The long legal battle between St. Johnsbury and former Town Manager Ralph Nelson is finally over.
Nelson left an administrative job in Major League Baseball to become Town Manager of St. Johnsbury in 2010. About two years later, a newly elected select board sent him packing without, he says, explaining why.
Nelson sued the town for wrongful termination. He lost in Superior Court, but won a reversal in Vermont Supreme Court. Last week, Nelson agreed to settle the case for $175,000 — more than twice his old salary. Both Nelson and the town say they were prepared to go to trial. But Nelson says he decided to settle in part because he considers the Vermont Supreme Court ruling the victory he had been seeking, as a matter of principle.
“I felt that we had really made the point … and it’s interesting, because well over a hundred years of statute had been written and nobody had ever challenged it. And the reason nobody had ever challenged it, I think, is because terminated town managers did not have the resources or the energy to take it all the way through…and once we did, we clarified the statute,” Nelson said.
The statute says, in part, “the town manager is subject to the direction and supervision of the board of select men, holds office at the will of selectmen who by majority can remove him at any time for cause.”
In reaching its opinion, the state Supreme Court had to reconcile two apparently contradictory terms: “at will” and “for cause.” The town argued that it has the right to remove managers “at will,” and in August 2013 Superior Court Judge Mary Teachout essentially agreed with that interpretation.
But on appeal, writing for the majority, Associate Justice John Dooley reasoned that a select board must show cause for removing a manager at will. “We reverse the trial court’s grant of summary judgment to the town and hold that [the statute] requires cause for removal of town managers,” Dooley wrote.
The high court also found that the select board’s public statement about Nelson’s removal “did not specify what actions were against the will of the selectboard,” and they returned the case to Superior Court, where it would have been heard if the settlement had not been reached.
Nelson says he had expected his legacy to be economic improvements in downtown St.

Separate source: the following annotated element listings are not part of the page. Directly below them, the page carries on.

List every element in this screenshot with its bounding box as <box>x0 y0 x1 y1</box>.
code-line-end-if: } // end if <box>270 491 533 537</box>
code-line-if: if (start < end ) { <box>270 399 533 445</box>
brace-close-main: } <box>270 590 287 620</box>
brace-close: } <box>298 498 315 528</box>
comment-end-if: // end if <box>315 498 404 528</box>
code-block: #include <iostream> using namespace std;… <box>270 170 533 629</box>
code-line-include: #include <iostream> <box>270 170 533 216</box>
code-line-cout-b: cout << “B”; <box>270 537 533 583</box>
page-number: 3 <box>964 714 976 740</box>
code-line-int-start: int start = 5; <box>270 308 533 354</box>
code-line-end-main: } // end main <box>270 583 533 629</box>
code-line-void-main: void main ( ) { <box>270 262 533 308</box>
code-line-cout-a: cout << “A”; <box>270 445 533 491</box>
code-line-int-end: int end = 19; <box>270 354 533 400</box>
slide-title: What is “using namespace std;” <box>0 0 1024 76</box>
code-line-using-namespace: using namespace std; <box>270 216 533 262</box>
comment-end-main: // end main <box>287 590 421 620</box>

Johnsbury.
“But as it turns out in reflection my legacy was to clarify a statute that I think will protect town managers for a long time,” he said following the settlement.
The case is likely to make other towns think carefully about how they hire and fire their top employees. Town managers in Vermont, are defined differently from town administrators. Managers are presumed to have more autonomy from the select board — something Nelson says he was promised, but never got.
St. Johnsbury’s select board chair Kevin Oddy was on the board that fired Nelson, and still stands by that decision, but says the settlement allows the town to move forward without any more expensive litigation.
A new town manager has just been hired. He is Chad Whitehead, a local engineer who has never held municipal office. The select board says they are looking forward to working closely with him.